Third, that redundancy may mean more than duplicating systems and processes that underpin your business services…
The DORA focuses more on the redundancy of ICT systems that underpin critical functions. This is different from the UK framework’s focus on maintaining business services, albeit at a potentially reduced level of service, so long as it is within impact tolerance. Redundancy or duplication of systems may be an important part of a firm’s operational resilience, but maintaining critical functions through disruptions is the objective firms should really have in mind. This isn’t always achieved through duplicating systems. There may be other ways of achieving acceptable levels of service while the main critical function delivery system is brought back up securely. For example, if one of the ICT systems that underpins the claims function of an insurer is down - meaning policyholders cannot give their first notice of loss through their phone app or the insurer’s website - firms may decide that for the most time-sensitive claims (such as people claiming on their travel insurance when injured abroad), an alternative, phone-based system should be put in place (or its capacity increased) while the main system is brought back up. Firms can also use communications to encourage customers to alter their behaviour, either by using alternative methods or choosing to defer non-urgent transactions.
Finally, that a firm’s operational resilience framework should fit into its wider resilience strategy.

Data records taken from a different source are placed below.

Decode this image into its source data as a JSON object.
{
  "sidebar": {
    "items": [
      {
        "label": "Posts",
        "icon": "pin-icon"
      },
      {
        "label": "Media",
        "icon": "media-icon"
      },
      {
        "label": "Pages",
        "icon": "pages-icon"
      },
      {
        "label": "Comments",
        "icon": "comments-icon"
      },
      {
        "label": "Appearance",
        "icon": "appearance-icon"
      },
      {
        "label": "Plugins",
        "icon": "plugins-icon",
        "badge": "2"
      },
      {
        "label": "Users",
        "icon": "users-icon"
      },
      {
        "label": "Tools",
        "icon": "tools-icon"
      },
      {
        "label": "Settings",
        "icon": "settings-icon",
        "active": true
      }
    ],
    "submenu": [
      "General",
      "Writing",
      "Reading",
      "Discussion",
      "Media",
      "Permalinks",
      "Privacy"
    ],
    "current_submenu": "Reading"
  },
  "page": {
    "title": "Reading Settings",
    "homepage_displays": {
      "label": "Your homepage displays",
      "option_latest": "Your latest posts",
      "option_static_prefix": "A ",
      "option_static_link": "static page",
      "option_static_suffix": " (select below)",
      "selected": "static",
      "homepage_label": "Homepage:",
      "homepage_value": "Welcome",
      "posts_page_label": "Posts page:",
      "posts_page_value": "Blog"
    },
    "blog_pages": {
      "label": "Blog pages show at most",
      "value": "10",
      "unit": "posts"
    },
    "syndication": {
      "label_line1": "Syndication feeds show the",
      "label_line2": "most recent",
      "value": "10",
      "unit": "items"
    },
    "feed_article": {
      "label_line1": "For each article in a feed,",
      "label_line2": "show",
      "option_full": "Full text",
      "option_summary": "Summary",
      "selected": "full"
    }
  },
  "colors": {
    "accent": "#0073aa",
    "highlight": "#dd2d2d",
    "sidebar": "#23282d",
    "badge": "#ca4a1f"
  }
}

We believe firms should not approach the DORA, or the UK framework, in a silo. They will need to think of their operational resilience frameworks as being part of their overall resilience strategies (financial, operational, and reputational), as authorities see a clear link between operational resilience and financial stability. A severe but plausible operational scenario is likely to affect more than a firm’s ability to deliver important business services, and may require management actions that help the firm maintain a viable financial position. Firms that align their operational contingency planning with their liquidity and capital planning, while keeping in mind their stakeholders’ and customers’ needs are thus likely to cope better with adverse and unexpected events.